Can I stain the wood immediately after sanding?
Yes, after sanding, the wood should be ready for staining. However, ensure the wood is completely dry before applying any stain.
Can I rely on sanding alone to prepare new wood for staining?
Sanding alone is insufficient for new wood preparation as it might not remove all mill glaze. A comprehensive process including cleaning, brightening, and finally sanding will provide the best results.
Can I skip sanding if the mill glaze is not visually noticeable?
Even if mill glaze is not visibly noticeable, sanding is still recommended as part of the wood preparation process to ensure optimal stain absorption and longevity.
Is sanding necessary if I allow the wood to season for a year?
Yes, even after natural seasoning, a cleaning process with a deck stripper, brightener, and light sanding is recommended to ensure optimal stain absorption and durability.
Did I Cover all you wanted to know about Does Sanding Remove Mill Glaze?
When it comes to woodworking, mill glaze is a common problem for most beginners, because it is a very special circumstance associated with milling like new cedar, and pine cupboards.
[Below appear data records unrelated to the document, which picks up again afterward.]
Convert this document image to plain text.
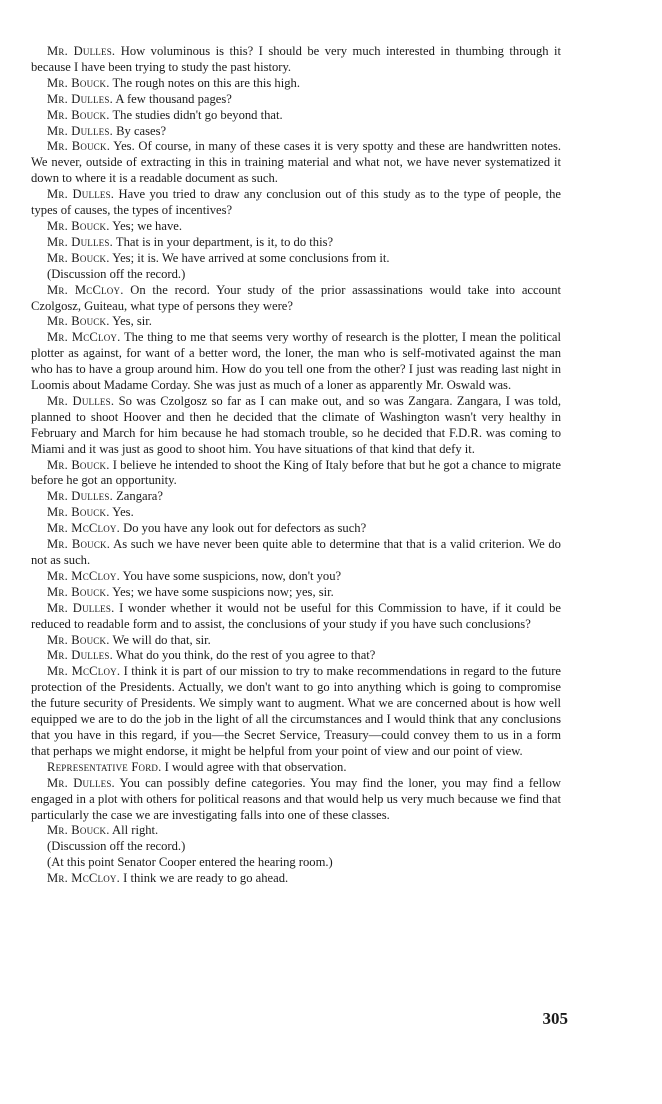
Mr. Dulles. How voluminous is this? I should be very much interested in thumbing through it because I have been trying to study the past history.

Mr. Bouck. The rough notes on this are this high.

Mr. Dulles. A few thousand pages?

Mr. Bouck. The studies didn't go beyond that.

Mr. Dulles. By cases?

Mr. Bouck. Yes. Of course, in many of these cases it is very spotty and these are handwritten notes. We never, outside of extracting in this in training material and what not, we have never systematized it down to where it is a readable document as such.

Mr. Dulles. Have you tried to draw any conclusion out of this study as to the type of people, the types of causes, the types of incentives?

Mr. Bouck. Yes; we have.

Mr. Dulles. That is in your department, is it, to do this?

Mr. Bouck. Yes; it is. We have arrived at some conclusions from it.

(Discussion off the record.)

Mr. McCloy. On the record. Your study of the prior assassinations would take into account Czolgosz, Guiteau, what type of persons they were?

Mr. Bouck. Yes, sir.

Mr. McCloy. The thing to me that seems very worthy of research is the plotter, I mean the political plotter as against, for want of a better word, the loner, the man who is self-motivated against the man who has to have a group around him. How do you tell one from the other? I just was reading last night in Loomis about Madame Corday. She was just as much of a loner as apparently Mr. Oswald was.

Mr. Dulles. So was Czolgosz so far as I can make out, and so was Zangara. Zangara, I was told, planned to shoot Hoover and then he decided that the climate of Washington wasn't very healthy in February and March for him because he had stomach trouble, so he decided that F.D.R. was coming to Miami and it was just as good to shoot him. You have situations of that kind that defy it.

Mr. Bouck. I believe he intended to shoot the King of Italy before that but he got a chance to migrate before he got an opportunity.

Mr. Dulles. Zangara?

Mr. Bouck. Yes.

Mr. McCloy. Do you have any look out for defectors as such?

Mr. Bouck. As such we have never been quite able to determine that that is a valid criterion. We do not as such.

Mr. McCloy. You have some suspicions, now, don't you?

Mr. Bouck. Yes; we have some suspicions now; yes, sir.

Mr. Dulles. I wonder whether it would not be useful for this Commission to have, if it could be reduced to readable form and to assist, the conclusions of your study if you have such conclusions?

Mr. Bouck. We will do that, sir.

Mr. Dulles. What do you think, do the rest of you agree to that?

Mr. McCloy. I think it is part of our mission to try to make recommendations in regard to the future protection of the Presidents. Actually, we don't want to go into anything which is going to compromise the future security of Presidents. We simply want to augment. What we are concerned about is how well equipped we are to do the job in the light of all the circumstances and I would think that any conclusions that you have in this regard, if you—the Secret Service, Treasury—could convey them to us in a form that perhaps we might endorse, it might be helpful from your point of view and our point of view.

Representative Ford. I would agree with that observation.

Mr. Dulles. You can possibly define categories. You may find the loner, you may find a fellow engaged in a plot with others for political reasons and that would help us very much because we find that particularly the case we are investigating falls into one of these classes.

Mr. Bouck. All right.

(Discussion off the record.)

(At this point Senator Cooper entered the hearing room.)

Mr. McCloy. I think we are ready to go ahead.

305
Yes, sanding can remove mill glaze, but it’s most effective when used as part of a comprehensive process that includes cleaning the wood with a deck cleaner/stripper, applying a wood brightener, and then finalizing with light sanding to ensure optimal stain absorption.
If the water doesn’t absorb to the wooden surface, simply do light sanding which will solve the problem quickly.
No need to waste your money on different chemicals available on the market.
In this article, I’ve discussed how does sanding remove mill glaze, what grit size you should use for the task, how to do a mill glaze test, and how to remove mill glaze from common wood types pine and new cedar.
Hope this article helps you to get a better understanding of how to remove mill glaze properly using sandpaper without any issue. Give it a try!